Chamberlain and his wife, Laura, purchased the cave in 1951 and operated it as a dance hall and tavern for nearly a decade. With the completion of the nearby Glen Canyon Dam and a burgeoning tourist trade, the Chamberlains revamped their cave into a museum-like attraction that is said to include one of the largest fluorescent mineral displays in the country, as well as a variety of Western art and historic artifacts.
Chamberlain, who played football for the Pittsburg Steelers in 1945-46 and was well-known in Utah as the first BYU football player drafted by the NFL, turned his hands to artistry and became well-known throughout the region as a respected silversmith, woodcarver and bronze sculptor.
Evidence of Chamberlain's interests were left behind in the cave following his death in 1988 and include an inlaid, mosaic bar-top that stands in the main foyer. At least eight pieces of Chamberlain's final bronze works are also on display.
"That was like his final statement," said the couple's son, Lex Chamberlain. Lex and his wife, LeeAnne, relocated from Phoenix when the family considered selling Moqui Cave. They now own and operate the cave and have redesigned its exterior to reflect the area's Anasazi heritage. Some people have mourned the loss of the dinosaur head, but the cave needed a face lift - a change, he said.
"I say, `Hey, it got too expensive to feed him,' " Lex said.
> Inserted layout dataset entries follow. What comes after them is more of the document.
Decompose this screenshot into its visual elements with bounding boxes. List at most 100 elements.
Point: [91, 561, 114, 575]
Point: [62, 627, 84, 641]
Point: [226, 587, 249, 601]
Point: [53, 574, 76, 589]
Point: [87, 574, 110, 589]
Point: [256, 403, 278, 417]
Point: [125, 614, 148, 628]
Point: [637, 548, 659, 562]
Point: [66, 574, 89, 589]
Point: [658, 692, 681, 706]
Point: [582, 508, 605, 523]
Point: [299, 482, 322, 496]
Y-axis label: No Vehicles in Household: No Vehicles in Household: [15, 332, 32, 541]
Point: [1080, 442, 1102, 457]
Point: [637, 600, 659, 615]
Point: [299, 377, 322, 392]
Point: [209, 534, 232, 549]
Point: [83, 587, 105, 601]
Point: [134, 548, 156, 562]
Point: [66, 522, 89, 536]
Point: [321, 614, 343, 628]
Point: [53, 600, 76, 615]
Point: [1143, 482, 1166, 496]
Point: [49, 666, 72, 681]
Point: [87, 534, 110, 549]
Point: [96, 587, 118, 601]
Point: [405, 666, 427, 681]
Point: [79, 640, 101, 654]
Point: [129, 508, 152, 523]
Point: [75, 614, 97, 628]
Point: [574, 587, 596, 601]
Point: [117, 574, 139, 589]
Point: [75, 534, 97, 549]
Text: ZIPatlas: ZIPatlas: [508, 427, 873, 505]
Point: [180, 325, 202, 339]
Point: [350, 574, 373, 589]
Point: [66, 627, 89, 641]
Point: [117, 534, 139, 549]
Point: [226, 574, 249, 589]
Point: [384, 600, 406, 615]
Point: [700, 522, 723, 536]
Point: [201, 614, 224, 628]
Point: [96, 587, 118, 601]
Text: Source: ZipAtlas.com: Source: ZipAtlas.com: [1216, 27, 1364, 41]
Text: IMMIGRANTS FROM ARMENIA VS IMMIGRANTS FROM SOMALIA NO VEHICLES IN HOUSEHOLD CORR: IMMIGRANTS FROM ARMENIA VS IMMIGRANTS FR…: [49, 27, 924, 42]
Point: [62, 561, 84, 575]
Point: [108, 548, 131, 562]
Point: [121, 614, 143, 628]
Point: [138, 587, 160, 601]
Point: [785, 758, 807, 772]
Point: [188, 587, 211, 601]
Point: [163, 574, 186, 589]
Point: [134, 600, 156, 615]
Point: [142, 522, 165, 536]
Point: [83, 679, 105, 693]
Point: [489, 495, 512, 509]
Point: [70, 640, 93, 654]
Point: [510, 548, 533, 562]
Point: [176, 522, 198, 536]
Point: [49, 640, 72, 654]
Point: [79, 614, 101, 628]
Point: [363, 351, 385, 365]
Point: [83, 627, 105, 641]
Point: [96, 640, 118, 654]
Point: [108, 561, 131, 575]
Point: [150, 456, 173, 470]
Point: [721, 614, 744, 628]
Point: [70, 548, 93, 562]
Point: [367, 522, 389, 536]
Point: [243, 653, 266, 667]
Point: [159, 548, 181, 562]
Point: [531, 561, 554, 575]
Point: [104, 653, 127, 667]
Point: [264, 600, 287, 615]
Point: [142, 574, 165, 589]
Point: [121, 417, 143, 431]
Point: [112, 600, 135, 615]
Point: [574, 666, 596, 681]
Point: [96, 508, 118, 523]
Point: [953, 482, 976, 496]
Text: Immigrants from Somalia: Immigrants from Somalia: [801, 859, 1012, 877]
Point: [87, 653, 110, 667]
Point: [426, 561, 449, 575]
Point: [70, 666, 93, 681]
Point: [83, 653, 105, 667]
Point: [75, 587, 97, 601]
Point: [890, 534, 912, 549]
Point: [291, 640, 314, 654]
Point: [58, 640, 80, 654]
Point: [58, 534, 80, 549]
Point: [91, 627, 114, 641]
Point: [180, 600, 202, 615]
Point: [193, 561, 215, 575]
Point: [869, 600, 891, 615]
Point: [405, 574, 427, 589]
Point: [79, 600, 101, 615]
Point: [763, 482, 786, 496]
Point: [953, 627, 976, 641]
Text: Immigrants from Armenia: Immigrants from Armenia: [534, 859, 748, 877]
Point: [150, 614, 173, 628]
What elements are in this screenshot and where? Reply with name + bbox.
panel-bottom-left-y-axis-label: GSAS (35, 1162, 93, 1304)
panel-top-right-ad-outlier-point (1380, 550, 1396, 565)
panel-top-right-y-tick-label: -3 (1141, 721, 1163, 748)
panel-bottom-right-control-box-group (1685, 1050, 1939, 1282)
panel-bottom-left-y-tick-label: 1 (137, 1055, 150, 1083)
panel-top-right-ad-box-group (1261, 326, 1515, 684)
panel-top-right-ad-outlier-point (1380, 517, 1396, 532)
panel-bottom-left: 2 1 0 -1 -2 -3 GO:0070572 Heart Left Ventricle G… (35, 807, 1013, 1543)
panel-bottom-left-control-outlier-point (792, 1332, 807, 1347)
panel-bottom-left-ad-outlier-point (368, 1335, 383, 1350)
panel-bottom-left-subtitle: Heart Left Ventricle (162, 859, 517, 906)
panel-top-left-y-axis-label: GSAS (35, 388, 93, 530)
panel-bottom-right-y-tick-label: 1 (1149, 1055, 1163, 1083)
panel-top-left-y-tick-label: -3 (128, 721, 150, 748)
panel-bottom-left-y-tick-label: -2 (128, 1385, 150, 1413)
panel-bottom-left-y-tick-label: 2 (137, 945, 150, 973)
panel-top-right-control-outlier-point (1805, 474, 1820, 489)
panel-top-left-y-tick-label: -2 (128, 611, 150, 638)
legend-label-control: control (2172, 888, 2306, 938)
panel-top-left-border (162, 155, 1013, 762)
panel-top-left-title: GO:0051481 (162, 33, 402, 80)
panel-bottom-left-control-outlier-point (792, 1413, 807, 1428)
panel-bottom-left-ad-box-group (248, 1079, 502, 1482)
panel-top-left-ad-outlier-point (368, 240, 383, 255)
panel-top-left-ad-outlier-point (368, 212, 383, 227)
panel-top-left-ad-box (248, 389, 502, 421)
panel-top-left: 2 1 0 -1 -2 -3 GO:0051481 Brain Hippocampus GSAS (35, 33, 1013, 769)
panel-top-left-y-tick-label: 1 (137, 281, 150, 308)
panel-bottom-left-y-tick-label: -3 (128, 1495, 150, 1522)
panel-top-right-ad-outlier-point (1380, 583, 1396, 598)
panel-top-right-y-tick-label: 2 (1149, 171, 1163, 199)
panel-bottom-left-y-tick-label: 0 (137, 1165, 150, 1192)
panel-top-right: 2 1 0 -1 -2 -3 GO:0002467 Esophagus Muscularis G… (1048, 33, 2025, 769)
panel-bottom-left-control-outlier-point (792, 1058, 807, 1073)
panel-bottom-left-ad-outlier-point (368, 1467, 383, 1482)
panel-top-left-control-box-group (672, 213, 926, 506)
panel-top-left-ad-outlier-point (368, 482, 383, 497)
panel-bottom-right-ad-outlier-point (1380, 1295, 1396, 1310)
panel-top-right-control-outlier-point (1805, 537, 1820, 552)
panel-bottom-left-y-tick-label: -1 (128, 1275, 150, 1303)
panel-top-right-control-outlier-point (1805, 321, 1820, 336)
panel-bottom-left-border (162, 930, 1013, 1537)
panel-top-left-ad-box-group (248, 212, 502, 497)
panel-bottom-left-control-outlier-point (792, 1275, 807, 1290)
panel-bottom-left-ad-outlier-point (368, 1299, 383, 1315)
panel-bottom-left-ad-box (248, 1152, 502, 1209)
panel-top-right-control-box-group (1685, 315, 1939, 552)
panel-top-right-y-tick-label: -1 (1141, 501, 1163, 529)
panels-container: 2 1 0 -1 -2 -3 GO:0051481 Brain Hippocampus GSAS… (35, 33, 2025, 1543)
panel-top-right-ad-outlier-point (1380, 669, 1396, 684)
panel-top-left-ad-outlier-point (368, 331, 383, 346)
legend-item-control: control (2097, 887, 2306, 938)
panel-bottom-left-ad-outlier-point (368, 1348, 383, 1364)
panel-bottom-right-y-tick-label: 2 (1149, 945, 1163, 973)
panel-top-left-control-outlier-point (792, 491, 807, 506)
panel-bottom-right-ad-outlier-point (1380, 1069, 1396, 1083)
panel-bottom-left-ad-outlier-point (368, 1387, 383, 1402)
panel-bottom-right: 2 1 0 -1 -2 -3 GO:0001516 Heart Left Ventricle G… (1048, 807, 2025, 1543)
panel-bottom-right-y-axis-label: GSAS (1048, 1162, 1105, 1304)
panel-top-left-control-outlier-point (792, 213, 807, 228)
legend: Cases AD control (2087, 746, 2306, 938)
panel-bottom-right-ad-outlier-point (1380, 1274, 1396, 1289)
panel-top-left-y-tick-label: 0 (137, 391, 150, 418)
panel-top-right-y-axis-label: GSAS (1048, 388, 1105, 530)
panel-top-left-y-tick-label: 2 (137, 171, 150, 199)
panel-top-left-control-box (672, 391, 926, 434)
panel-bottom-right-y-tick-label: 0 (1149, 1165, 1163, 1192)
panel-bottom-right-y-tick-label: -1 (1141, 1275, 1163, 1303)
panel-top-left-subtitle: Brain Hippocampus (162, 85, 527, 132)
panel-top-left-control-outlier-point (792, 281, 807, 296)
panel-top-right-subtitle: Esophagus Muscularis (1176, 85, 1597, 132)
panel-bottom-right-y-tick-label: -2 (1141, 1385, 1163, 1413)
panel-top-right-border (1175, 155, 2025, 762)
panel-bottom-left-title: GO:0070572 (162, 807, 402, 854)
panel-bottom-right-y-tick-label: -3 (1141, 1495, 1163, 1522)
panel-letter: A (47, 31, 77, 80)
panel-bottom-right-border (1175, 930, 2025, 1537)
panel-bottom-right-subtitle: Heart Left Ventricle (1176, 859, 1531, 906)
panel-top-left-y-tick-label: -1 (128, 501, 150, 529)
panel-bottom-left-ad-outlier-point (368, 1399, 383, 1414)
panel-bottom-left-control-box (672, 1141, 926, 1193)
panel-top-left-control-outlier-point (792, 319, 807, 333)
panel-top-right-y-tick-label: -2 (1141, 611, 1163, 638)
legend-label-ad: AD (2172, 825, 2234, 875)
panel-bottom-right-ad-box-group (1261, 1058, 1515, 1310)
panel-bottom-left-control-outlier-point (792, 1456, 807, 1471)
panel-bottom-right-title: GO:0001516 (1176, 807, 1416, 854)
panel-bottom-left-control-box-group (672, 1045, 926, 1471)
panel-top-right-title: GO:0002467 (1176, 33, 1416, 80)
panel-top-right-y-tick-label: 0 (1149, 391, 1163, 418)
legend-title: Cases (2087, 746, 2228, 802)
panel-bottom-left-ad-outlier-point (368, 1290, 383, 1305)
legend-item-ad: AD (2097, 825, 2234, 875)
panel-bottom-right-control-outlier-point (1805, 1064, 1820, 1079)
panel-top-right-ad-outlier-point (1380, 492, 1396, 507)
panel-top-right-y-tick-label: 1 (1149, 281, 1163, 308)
"Or, `He ate too many tourists, it became bad for business.' " In any case, the dinosaur is gone and in its place is an authentic-looking Anasazi ruin.
The entrance is one of nearly 40 remodeling projects in store for the cave. During the summer season, the cave is flooded with tourists, eager to escape the searing heat and rest amid the cool depths of the museum/cavern. Moqui Cave closes around November, in sync with the North Rim of the Grand Canyon, and opens in April. The couple saves the quiet winter months for repairs and maintenance projects.
The cave is partially man-made, Lex said. Originally, it measured 60 feet in diameter and was later enlarged by a mining company, which extracted silica sand and sent it north to Provo.
Locals remember the cave as a popular dance spot in the late 1950s and now as a sure stop on any tour of the region.
Located some five miles north of Kanab on U.S. 89, the cave is accessible to the handicapped and features a curio shop, multiple artifact and art displays and the mineral collection. Lex, tall and slender with his ever-present cowboy hat, is an insightful tour guide and is quick to share his wealth of trivia and fact about the region he and his family call home.
This article is one of a weekly series on the people, places and issues along Utah's U.S. 89.